Taking place in the shadow of the Tokyo’s Earthquake and Tsunami of 2011, Blind Willow, Sleeping Woman introduces the interconnecting narratives of Komura, Kyoko and Mr. Katagiri. Despite his commitment to her, Komura (Ryan Bommarito) is left shaken when his wife, Kyoko (Shoshana Wilder) tells him that she’s leaving him. To Kyoko, living with Komura is like ‘living with a cloud’ and she can bear it no longer. This sets the couple off in separate journeys of self-discovery with Komura taking time off work and Kyoko reflecting on a man she once met who offered her a wish. Meanwhile, after a particularly difficult day at work, Mr. Katagari (Marcelo Arroyo) comes home to meet a human-sized frog who pleads for his help in saving Tokyo from a giant worm.
Written and directed by Pierre Foldes, Blind Willow, Sleeping Woman is an intriguing and philosophical piece designed to spark conversation. Rather than lean into traditional storytelling devices, the narrative fuses together a number of character arcs in a dream-like, ethereal narrative. Featuring some truly innovative animation, Willows uses its creative space to open the floor for the impossible. Philosophical frogs, trancelike ventures into the jungle and destructive kaiju worms are all aspects of the film’s mythology, blurring the lines between what is real and what is not.

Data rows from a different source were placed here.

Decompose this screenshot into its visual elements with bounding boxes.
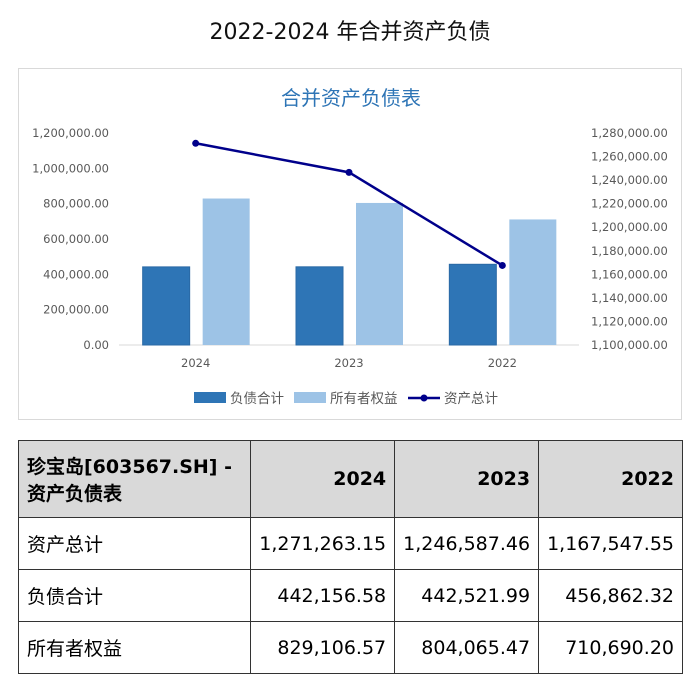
table-row: 资产总计 1,271,263.15 1,246,587.46 1,167,547…	[17, 517, 683, 570]
cell: 829,106.57	[250, 621, 396, 674]
line-point	[345, 168, 353, 176]
x-axis-tick: 2023	[334, 356, 363, 370]
right-axis-tick: 1,120,000.00	[591, 314, 668, 328]
bar-所有者权益	[202, 198, 250, 345]
right-axis-tick: 1,260,000.00	[591, 150, 668, 164]
cell: 1,167,547.55	[538, 517, 683, 570]
left-axis-tick: 0.00	[83, 338, 109, 352]
bar-负债合计	[142, 266, 191, 346]
x-axis-tick: 2024	[181, 356, 210, 370]
right-axis-tick: 1,220,000.00	[591, 197, 668, 211]
legend-swatch	[294, 392, 326, 403]
cell: 710,690.20	[538, 621, 683, 674]
left-axis-tick: 800,000.00	[43, 197, 109, 211]
cell: 1,271,263.15	[250, 517, 396, 570]
header-cell: 珍宝岛[603567.SH] - 资产负债表	[17, 440, 252, 518]
left-axis-tick: 400,000.00	[43, 267, 109, 281]
legend-label: 所有者权益	[330, 390, 398, 407]
header-cell: 2024	[250, 440, 396, 518]
right-axis-tick: 1,140,000.00	[591, 291, 668, 305]
page-title: 2022-2024 年合并资产负债	[209, 20, 491, 45]
chart-title: 合并资产负债表	[281, 86, 421, 110]
bar-所有者权益	[356, 202, 403, 345]
bar-所有者权益	[509, 219, 557, 345]
row-label: 负债合计	[17, 569, 252, 622]
cell: 442,156.58	[250, 569, 396, 622]
legend-marker	[420, 394, 428, 402]
right-axis-tick: 1,160,000.00	[591, 267, 668, 281]
left-axis-tick: 1,000,000.00	[32, 161, 109, 175]
header-cell: 2023	[394, 440, 540, 518]
x-axis-tick: 2022	[488, 356, 517, 370]
cell: 456,862.32	[538, 569, 683, 622]
legend-swatch	[194, 392, 226, 403]
left-axis-tick: 1,200,000.00	[32, 126, 109, 140]
line-point	[192, 139, 200, 147]
table-row: 所有者权益 829,106.57 804,065.47 710,690.20	[17, 621, 683, 674]
table-row: 负债合计 442,156.58 442,521.99 456,862.32	[17, 569, 683, 622]
right-axis-tick: 1,180,000.00	[591, 244, 668, 258]
line-point	[498, 261, 506, 269]
cell: 1,246,587.46	[394, 517, 540, 570]
bar-负债合计	[448, 263, 497, 346]
legend-label: 资产总计	[444, 391, 498, 407]
row-label: 所有者权益	[17, 621, 252, 674]
legend-label: 负债合计	[230, 391, 284, 407]
table-header-row: 珍宝岛[603567.SH] - 资产负债表 2024 2023 2022	[17, 440, 683, 518]
right-axis-tick: 1,280,000.00	[591, 126, 668, 140]
left-axis-tick: 200,000.00	[43, 303, 109, 317]
cell: 804,065.47	[394, 621, 540, 674]
cell: 442,521.99	[394, 569, 540, 622]
header-cell: 2022	[538, 440, 683, 518]
chart: 合并资产负债表 0.00 200,000.00 400,000.00 600,000.0…	[18, 68, 682, 420]
left-axis-tick: 600,000.00	[43, 232, 109, 246]
right-axis-tick: 1,200,000.00	[591, 220, 668, 234]
right-axis-tick: 1,100,000.00	[591, 338, 668, 352]
row-label: 资产总计	[17, 517, 252, 570]
right-axis-tick: 1,240,000.00	[591, 173, 668, 187]
bar-负债合计	[295, 266, 344, 346]
balance-sheet-table: 珍宝岛[603567.SH] - 资产负债表 2024 2023 2022 资产…	[17, 440, 683, 674]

At the same time, Willows as a film about trying to unearth that same reality. Having spent much of his career creating music, there’s no question that Foldes wanted to imbue a lyrical feel to his film. While the viewer may find themselves wishing for more narrative cohesions, Foldes clearly wants to spend his time sitting amidst the noise of life, asking if there’s any meaning to it all. As a result, Willow feels like a puzzle box just waiting to be unlocked. Whether it’s Komura’s journey, Kyoko’s mysterious wish or Mr. Katagari’s dance with heroism, the most important answers to Foldes’ questions remain elusive. There is an ebb and flow to the storytelling that makes it feel almost like an adventure in jazz, with each story feeding off the next yet never interfering with it either.